_drafts

Digital Aladore and aladore-book

I started the Digital Aladore project in 2014 as a grad student project blog with the idea to take an obscure digitized public domain text and make it more usable. In 2018, I used the text to develop the aladore-book project, exploring ideas of using static web generation to create ebooks with added data features.

Here is an introduction adapted from my presentation “Digital Aladore: Reflecting on Five Years of a DH Learning Project” at DHSI Colloquium 2020:

Abstract

Digital Aladore started in 2014 as a project blog with the idea to take an obscure digitized public domain text and make it more usable. Grappling with the crummy digital legacy of the Million Book Project/Universal Library digitization initiatives of 2000’s, it was conceptually an opportunity to apply a background in Classical Studies to investigating the twisted details of digital witnesses and textual transmission. However, encountering the limitations of digitization that failed to take advantage of the affordances of digital mediums, it led down a path to learning the software and approaches for transforming images, text, and data. Importantly, publicly articulating the learning process of encountering challenges and discovering solutions resulted in a lasting resource of accessible explanations about using technical tools–attracting significant use from outside of academic sources. After more than five years of maintaining Digital Aladore as a venue for thinking through ideas and tinkering with DH tools, it has moved far beyond its origins as a course assignment in library school. The experience guided my development into the realm of open software, content, and communication, while providing a playground of data for tooling up DH projects. This talk reflects on the unexpected value, outcomes, and sustainability of a simple side project for learning DH hands-on.

Presentation

Rather than introducing my official scholarship–this presentation reflects on more than five years of a Digital Humanities side project–a little personal gem that has sat simmering on the side of my desk since grad school–and the unexpected value that comes of having this space for thinking through ideas and tinkering with DH tools. This little project acts as a medium for exploration and learning, a theme DH thinkers have commonly returned to, “messing about” and play, which is especially appropriate in the DHSI context where traditionally we come together for a week of exploring, learning, and concocting new ideas in lovely Victoria–which I am missing very much this year.

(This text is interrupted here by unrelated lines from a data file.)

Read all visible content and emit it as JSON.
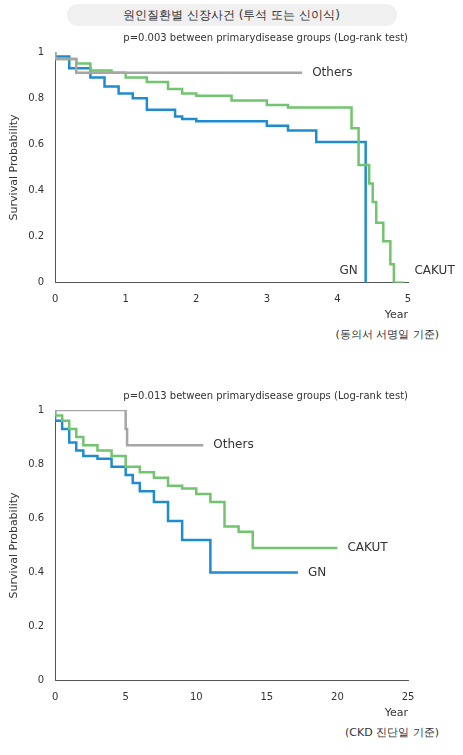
{
  "title": "원인질환별 신장사건 (투석 또는 신이식)",
  "chart_data": [
    {
      "type": "line",
      "subtitle": "p=0.003 between primarydisease groups (Log-rank test)",
      "annotations": [
        "(동의서 서명일 기준)"
      ],
      "x_label": "Year",
      "y_label": "Survival Probability",
      "xlim": [
        0,
        5
      ],
      "xticks": [
        0,
        1,
        2,
        3,
        4,
        5
      ],
      "ylim": [
        0,
        1
      ],
      "yticks": [
        0,
        0.2,
        0.4,
        0.6,
        0.8,
        1
      ],
      "grid": false,
      "line_style": "step",
      "series": [
        {
          "name": "Others",
          "color": "#a6a6a6",
          "x": [
            0,
            0.3,
            3.2,
            3.5
          ],
          "values": [
            1,
            0.97,
            0.91,
            0.91
          ]
        },
        {
          "name": "CAKUT",
          "color": "#72c46e",
          "x": [
            0,
            0.3,
            0.5,
            0.8,
            1.0,
            1.3,
            1.6,
            1.8,
            2.0,
            2.5,
            3.0,
            3.3,
            3.6,
            4.2,
            4.3,
            4.45,
            4.5,
            4.55,
            4.65,
            4.75,
            4.8,
            4.95
          ],
          "values": [
            1,
            0.97,
            0.95,
            0.92,
            0.91,
            0.89,
            0.87,
            0.84,
            0.82,
            0.81,
            0.79,
            0.77,
            0.76,
            0.76,
            0.67,
            0.51,
            0.43,
            0.35,
            0.26,
            0.18,
            0.08,
            0
          ]
        },
        {
          "name": "GN",
          "color": "#1f8ccf",
          "x": [
            0,
            0.2,
            0.5,
            0.7,
            0.9,
            1.1,
            1.3,
            1.7,
            1.8,
            2.0,
            3.0,
            3.3,
            3.7,
            4.0,
            4.4,
            4.4
          ],
          "values": [
            1,
            0.98,
            0.93,
            0.89,
            0.85,
            0.82,
            0.8,
            0.75,
            0.72,
            0.71,
            0.7,
            0.68,
            0.66,
            0.61,
            0.61,
            0
          ]
        }
      ]
    },
    {
      "type": "line",
      "subtitle": "p=0.013 between primarydisease groups (Log-rank test)",
      "annotations": [
        "(CKD 진단일 기준)"
      ],
      "x_label": "Year",
      "y_label": "Survival Probability",
      "xlim": [
        0,
        25
      ],
      "xticks": [
        0,
        5,
        10,
        15,
        20,
        25
      ],
      "ylim": [
        0,
        1
      ],
      "yticks": [
        0,
        0.2,
        0.4,
        0.6,
        0.8,
        1
      ],
      "grid": false,
      "line_style": "step",
      "series": [
        {
          "name": "Others",
          "color": "#a6a6a6",
          "x": [
            0,
            5.0,
            5.1,
            5.3,
            10.5
          ],
          "values": [
            1,
            1,
            0.93,
            0.87,
            0.87
          ]
        },
        {
          "name": "CAKUT",
          "color": "#72c46e",
          "x": [
            0,
            0.5,
            1,
            1.5,
            2,
            3,
            4,
            5,
            6,
            7,
            8,
            9,
            10,
            11,
            12,
            13,
            14,
            17,
            20
          ],
          "values": [
            1,
            0.98,
            0.96,
            0.93,
            0.9,
            0.87,
            0.85,
            0.83,
            0.79,
            0.77,
            0.75,
            0.72,
            0.71,
            0.69,
            0.66,
            0.57,
            0.55,
            0.49,
            0.49
          ]
        },
        {
          "name": "GN",
          "color": "#1f8ccf",
          "x": [
            0,
            0.5,
            1,
            1.5,
            2,
            3,
            4,
            5,
            5.5,
            6,
            7,
            8,
            9,
            10,
            11,
            13,
            17.2
          ],
          "values": [
            1,
            0.96,
            0.93,
            0.88,
            0.85,
            0.83,
            0.82,
            0.79,
            0.76,
            0.73,
            0.7,
            0.66,
            0.59,
            0.52,
            0.52,
            0.4,
            0.4
          ]
        }
      ]
    }
  ]
}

Digital Aladore was a project I started with the idea to take an obscure digitized public domain text and make it more useable. It has it’s roots in a weird mix of academic ideas, personal whimsy, and, of course, a class assignment.

In 2014 I was taking a course at UBC nicknamed “OK MOOC”. It was a collaboration of six international universities offering in person, for credit classes, embedded inside a free online course with over 12,000 other learners– it was basically very intense, overwhelming, but truly fascinating.

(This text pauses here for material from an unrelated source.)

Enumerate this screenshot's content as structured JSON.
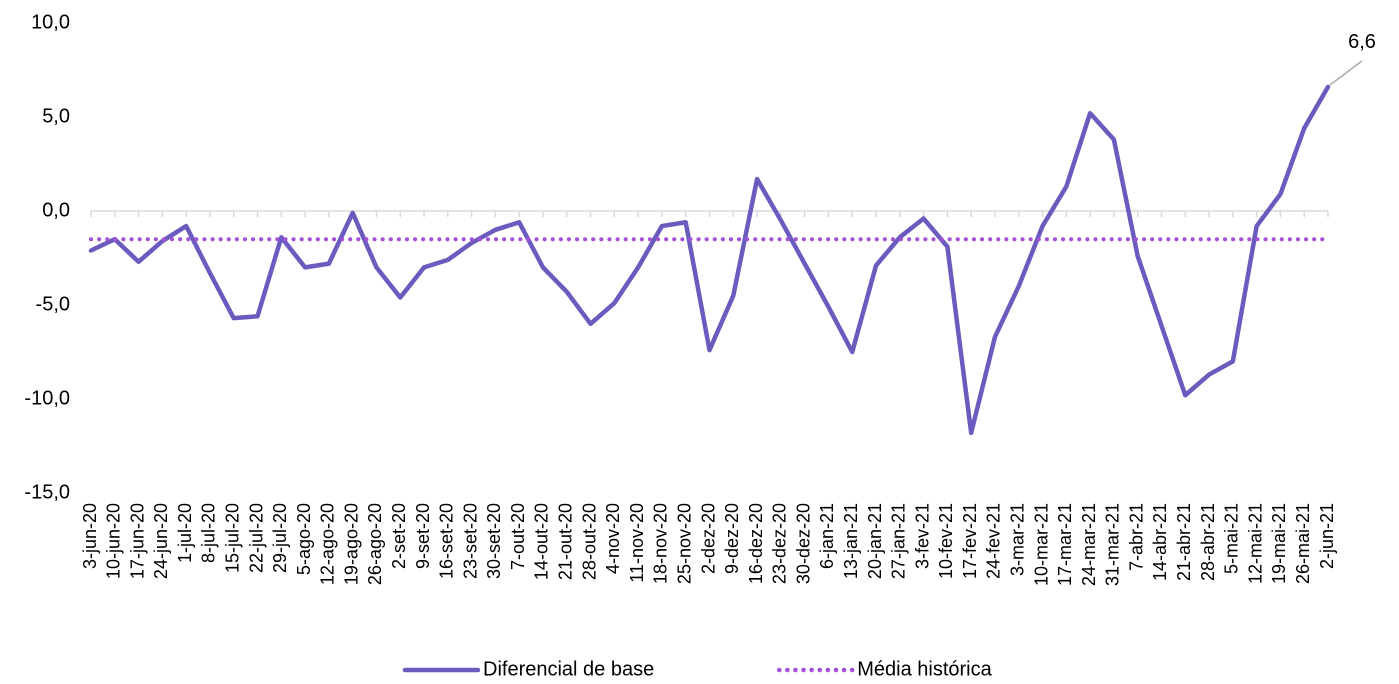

Digital Aladore came out of that mix, thinking about open culture, working with public domain text and open source software–as well as an aim for transparency and clear communication.

My background was in Classical Studies, meanwhile I was working in a digitization lab, I was fascinated with how the scholarship of textual transmission might apply in the digital archives. Particularly, in the legacy of terrible metadata and horrific OCR from mass digitization projects of the late 2000’s, such as the Million Book Project/Universal Library.

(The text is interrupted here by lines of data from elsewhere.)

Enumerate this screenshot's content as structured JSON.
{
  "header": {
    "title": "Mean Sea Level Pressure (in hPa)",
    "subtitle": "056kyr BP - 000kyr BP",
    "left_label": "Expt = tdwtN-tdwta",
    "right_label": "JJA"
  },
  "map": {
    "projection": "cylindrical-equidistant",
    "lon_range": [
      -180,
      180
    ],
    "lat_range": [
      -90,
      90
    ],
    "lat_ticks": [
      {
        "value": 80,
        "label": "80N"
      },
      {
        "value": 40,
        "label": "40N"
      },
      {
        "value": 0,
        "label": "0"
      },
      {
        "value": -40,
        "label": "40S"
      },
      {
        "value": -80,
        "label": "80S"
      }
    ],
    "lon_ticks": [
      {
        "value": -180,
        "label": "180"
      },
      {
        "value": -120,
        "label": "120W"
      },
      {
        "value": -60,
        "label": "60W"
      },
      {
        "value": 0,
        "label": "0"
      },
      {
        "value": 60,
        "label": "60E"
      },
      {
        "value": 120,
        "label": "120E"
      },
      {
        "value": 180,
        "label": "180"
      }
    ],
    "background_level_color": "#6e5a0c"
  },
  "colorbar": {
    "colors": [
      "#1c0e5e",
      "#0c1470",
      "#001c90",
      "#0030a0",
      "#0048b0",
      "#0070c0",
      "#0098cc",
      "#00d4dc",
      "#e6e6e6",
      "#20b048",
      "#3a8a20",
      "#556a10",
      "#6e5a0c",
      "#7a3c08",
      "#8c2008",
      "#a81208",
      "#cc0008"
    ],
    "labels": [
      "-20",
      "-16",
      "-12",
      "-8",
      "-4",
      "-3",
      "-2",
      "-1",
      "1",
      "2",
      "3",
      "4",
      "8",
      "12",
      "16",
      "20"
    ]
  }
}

You could find these digitized texts online, but due to the poor quality they are barely useable for reading or analysis. On the other hand there are academic projects such as the William Morris archive that provide critical edition quality text, but are often locked in outdated web sites (the Adobe Flash Edition). I mention William Morris here because Aladore is basically an imitation his romances–but Morris is popular enough to have good human-edited reading editions available in places such as Project Gutenberg. For more obscure texts, we are stuck with trying to read auto-generated bad OCR ebooks or a lousy PDF.

I really just wanted to read a nice clean copy of Aladore, so I set out to make my own, learning everything that went into it along the way.

In retrospect, this is a classic digital librarian idea–untangle metadata, create more useable access, and reporting out about everything.

So the blog was just that–step-by-step notes about open source tools and processes to work with digitized texts, publicly articulating my learning process and recording solutions.

I processed the two print editions of Aladore that were available, and then I collated them to help in the textual editing process.

I wanted to engage people with thought about textual transmission and concepts of openness. However my most popular posts ended up being the practical steps to use OCR. And they seem to get used–for example, I ran across this forum post of an IT person trying to optimize some batch script based on a Digital Aladore post.

Think about that, some publishing company is using a random code copied from a DH student learning blog…

Documenting learning is powerful.

That approach of open communication has stuck with me, contributing to organizations such as Software Carpentry or Programming Historian, and my own workshop resources.

The text of Digital Aladore lives on.

For me, it acts as a well known text data set for use in testing out ideas or any new tools that comes across my plate, a playground of data for tooling up for other, more important, DH projects. And a lot of the use cases end up built into my current edition, aladore-book project, where I play off the “collections as data” concept to make a variety of handy text derivatives readily available for use on the web.

And, true to the original project, it is also reader friendly, so if you you are looking for a obscure summer read, check it out.